Der Landkreis Barnim hat die Entwicklung eines Konzepts für Sprachmittlung in Auftrag gegeben und will demnächst darüber beraten und entscheiden, ob und wie es umgesetzt wird. Dabei geht es darum, für Behördentermine, Arztbesuche, Beratungen u.ä. einfacher als bisher Sprachmittler_innen hinzuziehen zu können.
Das Fehlen von Sprachmittler_innen ist häufig ein Problem, für die Betroffenen, die (noch) nicht gut Deutsch sprechen ebenso wie für Ärzt_innen, Ämter und andere. Ärzt_innen können Menschen nicht sinnvoll beraten, wenn die Verständigung nicht funktioniert. Beim Grundsicherungsamt, Jobcenter und anderen Stellen haben die Angestellten häufig mehr Arbeit, wenn sie nicht richtig verstanden werden. Betroffene wiederum haben Rechte gegenüber den Ämtern und müssen ihre Rechte kennen, verstehen und dafür einstehen können. Wenn schon hier Aufgewachsene oft nur schwer bürokratische Begriffe und Vorgänge verstehen können, wie soll es dann jemand können, der noch nicht lange genug hier lebt, um die Sprache so gut zu beherrschen?

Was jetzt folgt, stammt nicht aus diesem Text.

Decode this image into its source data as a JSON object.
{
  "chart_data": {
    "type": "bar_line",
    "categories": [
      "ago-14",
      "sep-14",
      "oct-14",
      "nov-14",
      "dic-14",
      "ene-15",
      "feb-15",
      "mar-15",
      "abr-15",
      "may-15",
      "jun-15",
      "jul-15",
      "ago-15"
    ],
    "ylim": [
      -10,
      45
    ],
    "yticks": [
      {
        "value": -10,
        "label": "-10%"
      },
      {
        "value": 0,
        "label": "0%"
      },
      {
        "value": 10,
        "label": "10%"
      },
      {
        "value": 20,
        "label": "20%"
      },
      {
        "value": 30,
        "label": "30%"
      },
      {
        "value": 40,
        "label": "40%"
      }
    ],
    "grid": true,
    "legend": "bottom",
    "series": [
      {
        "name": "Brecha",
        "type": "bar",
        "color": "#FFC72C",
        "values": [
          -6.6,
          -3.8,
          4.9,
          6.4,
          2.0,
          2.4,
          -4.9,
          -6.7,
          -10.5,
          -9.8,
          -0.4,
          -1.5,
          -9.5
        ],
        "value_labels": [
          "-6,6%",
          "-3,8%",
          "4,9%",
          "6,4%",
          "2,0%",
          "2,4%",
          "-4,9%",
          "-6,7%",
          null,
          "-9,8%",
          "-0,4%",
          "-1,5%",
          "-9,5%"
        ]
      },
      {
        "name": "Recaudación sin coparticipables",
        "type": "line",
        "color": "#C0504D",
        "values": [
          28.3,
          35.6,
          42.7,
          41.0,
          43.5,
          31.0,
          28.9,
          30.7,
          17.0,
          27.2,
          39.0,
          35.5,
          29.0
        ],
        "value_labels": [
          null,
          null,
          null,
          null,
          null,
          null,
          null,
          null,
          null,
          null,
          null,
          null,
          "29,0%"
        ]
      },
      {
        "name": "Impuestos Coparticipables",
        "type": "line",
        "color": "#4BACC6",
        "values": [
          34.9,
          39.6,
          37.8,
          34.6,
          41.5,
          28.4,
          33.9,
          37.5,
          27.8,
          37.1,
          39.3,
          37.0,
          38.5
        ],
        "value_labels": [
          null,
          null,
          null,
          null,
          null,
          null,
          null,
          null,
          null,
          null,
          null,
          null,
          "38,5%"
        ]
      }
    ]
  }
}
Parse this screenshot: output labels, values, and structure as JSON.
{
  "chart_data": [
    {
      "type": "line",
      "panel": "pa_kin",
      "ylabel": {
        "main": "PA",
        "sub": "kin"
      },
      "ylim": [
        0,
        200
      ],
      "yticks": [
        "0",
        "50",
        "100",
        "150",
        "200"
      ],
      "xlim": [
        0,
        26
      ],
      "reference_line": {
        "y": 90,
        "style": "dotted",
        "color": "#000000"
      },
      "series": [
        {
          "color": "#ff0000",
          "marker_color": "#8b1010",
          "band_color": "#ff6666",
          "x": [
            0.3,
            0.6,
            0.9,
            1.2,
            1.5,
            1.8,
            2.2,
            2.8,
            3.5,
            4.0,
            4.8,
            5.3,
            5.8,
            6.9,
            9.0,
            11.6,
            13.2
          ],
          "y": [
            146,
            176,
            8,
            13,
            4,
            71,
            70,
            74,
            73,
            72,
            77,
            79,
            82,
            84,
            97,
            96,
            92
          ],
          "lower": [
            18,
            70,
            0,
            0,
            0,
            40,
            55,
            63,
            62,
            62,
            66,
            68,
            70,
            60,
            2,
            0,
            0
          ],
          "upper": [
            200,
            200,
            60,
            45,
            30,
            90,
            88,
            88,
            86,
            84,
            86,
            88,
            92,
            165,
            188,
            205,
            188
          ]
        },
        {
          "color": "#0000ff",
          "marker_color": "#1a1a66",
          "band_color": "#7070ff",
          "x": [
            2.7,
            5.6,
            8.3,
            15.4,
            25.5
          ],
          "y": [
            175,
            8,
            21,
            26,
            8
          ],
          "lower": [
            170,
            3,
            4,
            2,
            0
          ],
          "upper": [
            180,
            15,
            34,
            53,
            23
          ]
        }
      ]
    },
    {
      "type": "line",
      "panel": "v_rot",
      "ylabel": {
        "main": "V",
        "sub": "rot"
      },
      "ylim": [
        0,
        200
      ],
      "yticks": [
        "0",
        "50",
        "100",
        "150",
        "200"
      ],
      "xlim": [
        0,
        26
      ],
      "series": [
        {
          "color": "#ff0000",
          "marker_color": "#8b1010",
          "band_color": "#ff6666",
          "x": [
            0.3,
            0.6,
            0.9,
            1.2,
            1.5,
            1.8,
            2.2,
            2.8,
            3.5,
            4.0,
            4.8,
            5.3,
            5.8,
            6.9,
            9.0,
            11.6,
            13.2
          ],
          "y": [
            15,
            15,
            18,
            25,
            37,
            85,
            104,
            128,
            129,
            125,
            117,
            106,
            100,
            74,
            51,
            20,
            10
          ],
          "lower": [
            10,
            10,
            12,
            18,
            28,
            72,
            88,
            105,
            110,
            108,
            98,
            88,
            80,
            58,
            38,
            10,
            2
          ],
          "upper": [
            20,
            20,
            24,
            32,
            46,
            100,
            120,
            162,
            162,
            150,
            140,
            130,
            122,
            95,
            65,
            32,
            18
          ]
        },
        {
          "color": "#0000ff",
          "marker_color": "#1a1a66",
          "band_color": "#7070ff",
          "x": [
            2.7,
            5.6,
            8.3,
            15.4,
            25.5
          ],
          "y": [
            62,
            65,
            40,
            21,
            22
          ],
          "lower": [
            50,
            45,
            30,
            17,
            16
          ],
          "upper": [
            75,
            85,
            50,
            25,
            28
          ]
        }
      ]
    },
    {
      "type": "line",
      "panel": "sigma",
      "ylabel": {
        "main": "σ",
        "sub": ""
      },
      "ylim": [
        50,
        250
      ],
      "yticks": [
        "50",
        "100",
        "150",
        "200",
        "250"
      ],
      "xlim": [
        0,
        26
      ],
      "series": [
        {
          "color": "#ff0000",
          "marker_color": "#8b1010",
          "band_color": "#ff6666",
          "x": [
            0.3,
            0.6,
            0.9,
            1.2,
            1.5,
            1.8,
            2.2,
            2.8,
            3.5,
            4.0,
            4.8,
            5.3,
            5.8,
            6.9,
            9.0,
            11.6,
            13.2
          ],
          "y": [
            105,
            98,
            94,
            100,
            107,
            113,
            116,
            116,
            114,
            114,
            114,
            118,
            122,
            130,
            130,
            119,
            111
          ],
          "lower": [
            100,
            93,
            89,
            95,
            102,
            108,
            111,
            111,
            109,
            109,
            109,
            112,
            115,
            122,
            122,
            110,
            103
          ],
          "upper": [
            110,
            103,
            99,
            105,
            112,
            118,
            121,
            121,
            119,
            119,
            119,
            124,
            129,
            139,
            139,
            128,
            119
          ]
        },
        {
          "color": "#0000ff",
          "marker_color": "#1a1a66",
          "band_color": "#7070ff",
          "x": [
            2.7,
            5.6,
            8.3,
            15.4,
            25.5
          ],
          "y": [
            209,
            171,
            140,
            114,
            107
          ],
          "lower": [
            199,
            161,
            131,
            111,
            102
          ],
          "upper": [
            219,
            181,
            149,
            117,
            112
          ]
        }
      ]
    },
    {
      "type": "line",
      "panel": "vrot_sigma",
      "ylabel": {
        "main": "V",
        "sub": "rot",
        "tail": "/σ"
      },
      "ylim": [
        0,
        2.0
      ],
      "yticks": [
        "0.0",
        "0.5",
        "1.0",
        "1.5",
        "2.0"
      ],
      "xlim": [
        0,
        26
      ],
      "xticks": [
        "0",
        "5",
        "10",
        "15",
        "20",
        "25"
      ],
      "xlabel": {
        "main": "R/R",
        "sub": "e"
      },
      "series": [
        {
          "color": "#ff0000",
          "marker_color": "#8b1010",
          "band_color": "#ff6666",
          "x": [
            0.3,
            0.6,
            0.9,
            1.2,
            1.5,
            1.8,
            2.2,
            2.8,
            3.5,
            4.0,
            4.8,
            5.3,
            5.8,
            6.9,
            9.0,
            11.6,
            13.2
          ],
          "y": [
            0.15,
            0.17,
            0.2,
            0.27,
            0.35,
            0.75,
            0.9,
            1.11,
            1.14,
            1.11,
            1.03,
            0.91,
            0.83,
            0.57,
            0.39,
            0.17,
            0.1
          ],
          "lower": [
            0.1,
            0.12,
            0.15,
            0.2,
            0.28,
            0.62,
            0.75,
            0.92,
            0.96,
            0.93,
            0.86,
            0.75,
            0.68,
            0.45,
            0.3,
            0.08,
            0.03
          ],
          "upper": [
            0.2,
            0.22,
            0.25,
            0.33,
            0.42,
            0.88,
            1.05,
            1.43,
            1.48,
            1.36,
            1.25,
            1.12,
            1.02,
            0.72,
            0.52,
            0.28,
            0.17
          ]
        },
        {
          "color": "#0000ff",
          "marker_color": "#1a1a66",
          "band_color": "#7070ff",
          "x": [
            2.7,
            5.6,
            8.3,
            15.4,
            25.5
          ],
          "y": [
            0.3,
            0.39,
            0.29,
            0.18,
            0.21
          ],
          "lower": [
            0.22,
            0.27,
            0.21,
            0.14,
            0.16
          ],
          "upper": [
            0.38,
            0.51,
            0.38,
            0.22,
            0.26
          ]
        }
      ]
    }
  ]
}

Diesen Problemen soll ein Sprachmittlungs-Konzept entgegenwirken. Die Initiative „Barnim für alle“ begrüßt es sehr, dass der Landkreis das Thema angeht. Bisher gibt es lediglich den Verein „Kontakt e.V.“ als unabhängige Stelle, die Sprachmittler_innen in begrenztem Umfang vermitteln kann und der für einzelne Übersetzungsleistungen vom Grundsicherungsamt eine Erstattung bekommt. Ein Sprachmittler_innen-Pool, über den Betroffene als auch Ämter, Ärzt_innen usw. unkompliziert Sprachmittler_innen für Termine buchen können, würde dem Abhilfe verschaffen. Der Landkreis hofft, einen solchen Sprachmittler_innen-Pool rein aus Ehrenamtlichen aufbauen zu können. In diesem Ansatz sieht die Initiative „Barnim für alle“ mehrere Probleme:
‑Nur eine angemessene Vergütung kann Professionalität und kontinuierliche Qualität sichern, denn ehrenamtliche Sprachmittler_innen sind davon schnell überfordert, wenn sie keine oder keine ausreichende Aus- und Fortbildung und Berufspraxis haben.
‑Bezahlte Sprachmittler_innen können ihre Kenntnisse vertiefen, wenn sie regelmäßig dolmetschen und nicht einer anderen Vollzeit-Erwerbsarbeit nachgehen müssen.
‑Eine klare Rollentrennung zwischen Dolmetschen und ehrenamtlichem Unterstützen ist notwendig, um die Neutralität der Sprachmittlerin/ des Sprachmittlers zu sichern.
In vielen Städten und Landkreisen gibt es staatlich finanzierte Sprachmittlungs-Konzepte, die die Sprachmittler_innen angemessen bezahlen. In Städten wie Osnabrück und Hannover werden mind. 20,00 Euro/ Stunde bezahlt. In Hennigsdorf im Landkreis Oberhavel bekommen Sprachmittler_innen immerhin Aufwandsentschädigungen, wenn auch (noch) keine Honorare.
Die Inititative „Barnim für alle“ fordert den Landkreis auf, ein Sprachmittlungs-Konzept zu beschließen, das eine angemessene Vergütung vorsieht, um die nötige Qualität zu gewährleisten. Dazu müsste ein Finanzierungskonzept entwickelt werden, das beachtet, wie viel Arbeitszeit und damit Kosten den jeweils beteiligten staatlichen Stellen (Ämter, Schulen,…) zusätzlich entstehen, wenn es keine funktionierende Sprachmittlung gibt. Jede dieser staatlichen Stellen könnte sich an der Übernahme der Kosten beteiligen.